Sons Of Kemet, Photo by Nici Eberl
That same day, Aldous Harding’s set might first seem like a crowd-pleasing wash of beautiful and easy folk music, perfectly suited for a sunny Sunday afternoon, but she’s an artist of far more complexity than that. Her artistic vision does not make itself known only through her music, although that is lush and sublime on its own, but about her very presence, her strange and alien movements and her angular and intense facial expressions.

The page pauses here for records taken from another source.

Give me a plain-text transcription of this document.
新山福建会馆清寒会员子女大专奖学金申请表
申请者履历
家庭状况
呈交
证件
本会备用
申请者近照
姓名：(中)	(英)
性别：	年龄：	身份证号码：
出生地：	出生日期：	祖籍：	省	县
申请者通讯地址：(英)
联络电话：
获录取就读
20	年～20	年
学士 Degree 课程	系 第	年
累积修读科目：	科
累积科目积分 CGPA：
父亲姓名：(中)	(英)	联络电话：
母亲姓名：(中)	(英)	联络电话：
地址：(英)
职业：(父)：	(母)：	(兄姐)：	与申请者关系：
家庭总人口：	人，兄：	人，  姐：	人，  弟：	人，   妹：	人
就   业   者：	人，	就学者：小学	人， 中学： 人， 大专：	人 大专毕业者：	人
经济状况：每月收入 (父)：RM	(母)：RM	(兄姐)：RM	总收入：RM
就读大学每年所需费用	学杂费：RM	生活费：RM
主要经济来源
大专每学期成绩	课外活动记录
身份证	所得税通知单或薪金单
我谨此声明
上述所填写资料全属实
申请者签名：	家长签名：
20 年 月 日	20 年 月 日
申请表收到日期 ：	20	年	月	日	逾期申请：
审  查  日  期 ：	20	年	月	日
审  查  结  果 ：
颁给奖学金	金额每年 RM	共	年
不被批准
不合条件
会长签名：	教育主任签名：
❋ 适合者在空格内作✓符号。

She conjures a transfixing mix of darkness and light, casting an enormous blanket of otherworldly weirdness over the Brecon Beacons.
Eels, meanwhile, take a route that’s somewhat less subtle. They open with a cover of The Who’s ‘Down In The Street’, which segues with a yelp from Mark Everett into Prince’s ‘Raspberry Beret’. Mark Everett is on brash and manic form, his hilarious and foulmouthed monologues between songs as much of a draw as the music itself. “We played the fucking Shrek song for the kids, to make up for all the ‘fucks’,” he jokes after ‘I Need Some Sleep’, which was used in Shrek 2. It’s a wild ride of a set, which also features new drummer Little Joe take lead vocals for a musical introduction to his love of drumming, performed in the style of a wholesome 1970s sitcom, goofy synchronised dancing and a catwalk strut from guitarist Jeff Lyster (aka The Chet), in tribute to his former modelling job. Musically they’re tight, but as performers they’re one of the weekend’s very best.
Sharon Van Etten, however, has it all. Since expanding her sound with lavish and opulent new layers, her music has taken on an intricate kind of power, and as a live performer she wields it with breathtaking skill. Her set bristles with defiance and it sparkles with joy, equally magisterial when swimming in atmospheric gloom (‘Memorial Day’) as it is when she ramps up her penchant for the anthemic (‘Comeback Kid’). When it comes to evolution, Van Etten’s progression as a performer is wondrous. It is hard not to see her as a future headliner of not only Green Man, but the world’s very biggest stages.
Sharon Van Etten, photo by Parri Thomas
With Idles drawing a mystifyingly large crowd over at Far Out for their by-numbers punk thud, it is left to Father John Misty to close the Mountain Stage before the ceremonial burning of the Green Man. Backed by an orchestra, dressed in a sharp suit and armed with an enviable arsenal of witty repartee, in many ways there’s more than a touch of the classic, consumate performer about him. He’s thrilled to be headlining, too, having spent a festival season more often than not playing a few hours before The Cure to a front row of goths unimpressed by his “bearded male harmonising”, as he tell us. Though his longer, more wandering ballads grow a little wearing after a while, he creates a grand sense of occasion that makes him nothing but a crowd-pleasing closer.
Come Monday morning and there’s a slight sadness in the air knowing that it’s all over for another year. But even as we pull away from one last glance at that spot on the B4560 to return to what’s deemed as civilisation, the road ahead becomes that little bit more easy to navigate in the knowledge that it’ll lead here again in 12 months’ time.